Likewise, Chinese exports to ASEAN in the solar industry over the next year are anticipated to be exposed to a similar trade barrier. The newly introduced US tariff on Chinese companies that manufacture solar panels in Southeast Asia is to come into effect in June 2024, and tariffs can be as high as 254%.
The dynamism of the EU's relations with Mexico and Southeast Asia could be a manifestation of European companies desire to prioritise the North America and Asian markets, considering the uneven global economic recovery and regulatory changes. This trend is also reflected in the vitality of EU exports of capital goods to both locations, which are used to manufacture products – a sign of production expansion.

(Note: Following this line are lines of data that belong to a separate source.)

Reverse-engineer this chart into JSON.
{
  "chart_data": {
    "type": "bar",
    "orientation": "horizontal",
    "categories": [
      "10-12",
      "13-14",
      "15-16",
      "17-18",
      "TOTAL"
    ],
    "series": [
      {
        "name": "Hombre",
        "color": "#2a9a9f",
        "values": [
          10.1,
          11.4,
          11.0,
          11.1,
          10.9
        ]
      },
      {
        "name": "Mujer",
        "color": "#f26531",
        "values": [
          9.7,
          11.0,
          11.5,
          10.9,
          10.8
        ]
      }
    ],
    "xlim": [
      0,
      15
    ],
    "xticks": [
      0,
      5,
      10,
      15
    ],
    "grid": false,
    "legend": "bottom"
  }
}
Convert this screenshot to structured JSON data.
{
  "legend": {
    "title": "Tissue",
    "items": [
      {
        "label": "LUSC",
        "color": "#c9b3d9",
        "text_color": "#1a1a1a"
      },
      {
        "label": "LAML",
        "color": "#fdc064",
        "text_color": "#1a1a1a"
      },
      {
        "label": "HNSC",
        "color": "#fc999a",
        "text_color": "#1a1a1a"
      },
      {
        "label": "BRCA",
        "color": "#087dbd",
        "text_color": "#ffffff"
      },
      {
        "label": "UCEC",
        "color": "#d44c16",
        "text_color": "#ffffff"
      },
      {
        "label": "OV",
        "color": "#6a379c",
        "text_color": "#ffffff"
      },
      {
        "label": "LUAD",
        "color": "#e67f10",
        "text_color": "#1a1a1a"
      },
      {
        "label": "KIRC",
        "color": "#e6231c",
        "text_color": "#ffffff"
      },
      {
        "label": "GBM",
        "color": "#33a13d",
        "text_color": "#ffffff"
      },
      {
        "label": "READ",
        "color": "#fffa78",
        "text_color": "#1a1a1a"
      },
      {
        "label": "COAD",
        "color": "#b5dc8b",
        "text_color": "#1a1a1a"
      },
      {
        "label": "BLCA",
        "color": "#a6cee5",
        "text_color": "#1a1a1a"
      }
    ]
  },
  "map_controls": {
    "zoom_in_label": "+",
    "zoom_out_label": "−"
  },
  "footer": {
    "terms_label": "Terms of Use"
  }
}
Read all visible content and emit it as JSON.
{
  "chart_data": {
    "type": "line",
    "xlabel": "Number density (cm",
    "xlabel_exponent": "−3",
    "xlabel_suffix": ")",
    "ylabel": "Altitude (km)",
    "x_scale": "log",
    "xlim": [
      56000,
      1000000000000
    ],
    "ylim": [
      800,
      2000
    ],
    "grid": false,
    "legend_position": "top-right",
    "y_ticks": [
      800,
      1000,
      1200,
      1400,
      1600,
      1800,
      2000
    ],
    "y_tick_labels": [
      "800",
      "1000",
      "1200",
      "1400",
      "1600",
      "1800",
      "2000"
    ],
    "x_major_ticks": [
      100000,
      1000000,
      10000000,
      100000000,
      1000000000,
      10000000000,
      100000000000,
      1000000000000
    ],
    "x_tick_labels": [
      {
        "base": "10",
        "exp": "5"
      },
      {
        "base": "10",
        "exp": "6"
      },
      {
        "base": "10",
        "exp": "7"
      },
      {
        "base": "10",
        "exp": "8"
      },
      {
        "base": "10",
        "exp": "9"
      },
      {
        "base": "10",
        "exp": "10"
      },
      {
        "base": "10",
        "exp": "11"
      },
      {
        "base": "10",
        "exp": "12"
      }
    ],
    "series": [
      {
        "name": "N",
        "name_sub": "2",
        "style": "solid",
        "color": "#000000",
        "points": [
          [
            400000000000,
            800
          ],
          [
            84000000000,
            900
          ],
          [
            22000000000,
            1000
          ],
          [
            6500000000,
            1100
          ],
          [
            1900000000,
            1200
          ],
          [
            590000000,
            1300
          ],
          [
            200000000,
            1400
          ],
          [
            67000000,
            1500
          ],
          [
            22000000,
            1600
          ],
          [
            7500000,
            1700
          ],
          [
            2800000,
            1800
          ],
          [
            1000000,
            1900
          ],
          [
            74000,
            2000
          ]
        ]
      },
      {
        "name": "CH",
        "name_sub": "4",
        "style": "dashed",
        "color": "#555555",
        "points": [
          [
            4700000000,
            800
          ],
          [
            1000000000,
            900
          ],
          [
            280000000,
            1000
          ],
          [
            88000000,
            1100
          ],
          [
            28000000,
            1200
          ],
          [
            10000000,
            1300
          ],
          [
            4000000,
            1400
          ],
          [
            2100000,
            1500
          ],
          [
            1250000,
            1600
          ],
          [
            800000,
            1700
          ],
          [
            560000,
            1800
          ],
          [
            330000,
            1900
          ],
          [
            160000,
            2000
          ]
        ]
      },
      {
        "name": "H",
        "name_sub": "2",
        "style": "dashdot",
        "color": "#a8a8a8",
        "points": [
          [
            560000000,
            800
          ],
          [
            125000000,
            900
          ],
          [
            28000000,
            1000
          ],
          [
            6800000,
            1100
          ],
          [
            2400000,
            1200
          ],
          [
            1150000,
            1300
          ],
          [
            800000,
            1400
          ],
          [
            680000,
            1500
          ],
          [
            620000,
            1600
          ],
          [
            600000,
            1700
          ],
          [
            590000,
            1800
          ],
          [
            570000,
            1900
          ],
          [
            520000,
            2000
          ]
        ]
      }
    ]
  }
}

European manufacturers are reported to be expanding and building new plants in Mexico to enhance their competitiveness in the US auto market, which is showing robust recovery. European-manufactured autos do not receive equal treatment compared to vehicles assembled in Mexico under the US Inflation Reduction Act. The value of Mexican imports of European intermediate and capital goods has increased by 11% and 15%, respectively, according to the data from the Mexican Statistics Bureau.
Trade links could be further strengthened by intensified European investment in the Mexican manufacturing sector in 2023, which has already surpassed the total value in 2022. Furthermore, as the EU has a free trade agreement with Mexico, the newly introduced tariff scheme in Mexico could make sourcing from the EU more attractive.
Similarly, the Indo-Pacific region's political importance and economic potential spurred rising European investment flows to the Southeast Asian manufacturing sector. According to the ASEAN Stats, the EU was the second largest external investor in ASEAN in 2021 and 2022, following the US.
In contrast, persistently higher energy costs than before the pandemic and the contraction in demand are creating a less favourable context for sourcing or developing production in Europe. Some sectors in Europe, such as the chemical industry and the automotive sector, are facing weak demand and increasing costs, so in an effort to cut these costs they are turning to downsizing, while expanding in other emerging markets, such as Southeast Asia, Latin America, or China.
In general, when supply chain diversification is discussed, the European Union is automatically seen as an entity looking for diversification options, rather than as a region that could itself constitute a diversification option (apart from cases of friend-shoring or reshoring to the country of origin). Recent developments seem to indicate that it may also serve a dual purpose. However, we'll have to wait and see whether current observations are confirmed before we will know whether this is a lasting trend.
[1] The intermediate goods here refer to products under code 210, 220, 420 and 540 in the BEC V4 categorization. Without further explanation, all the EU related intermediate goods data are compiled based on these four codes.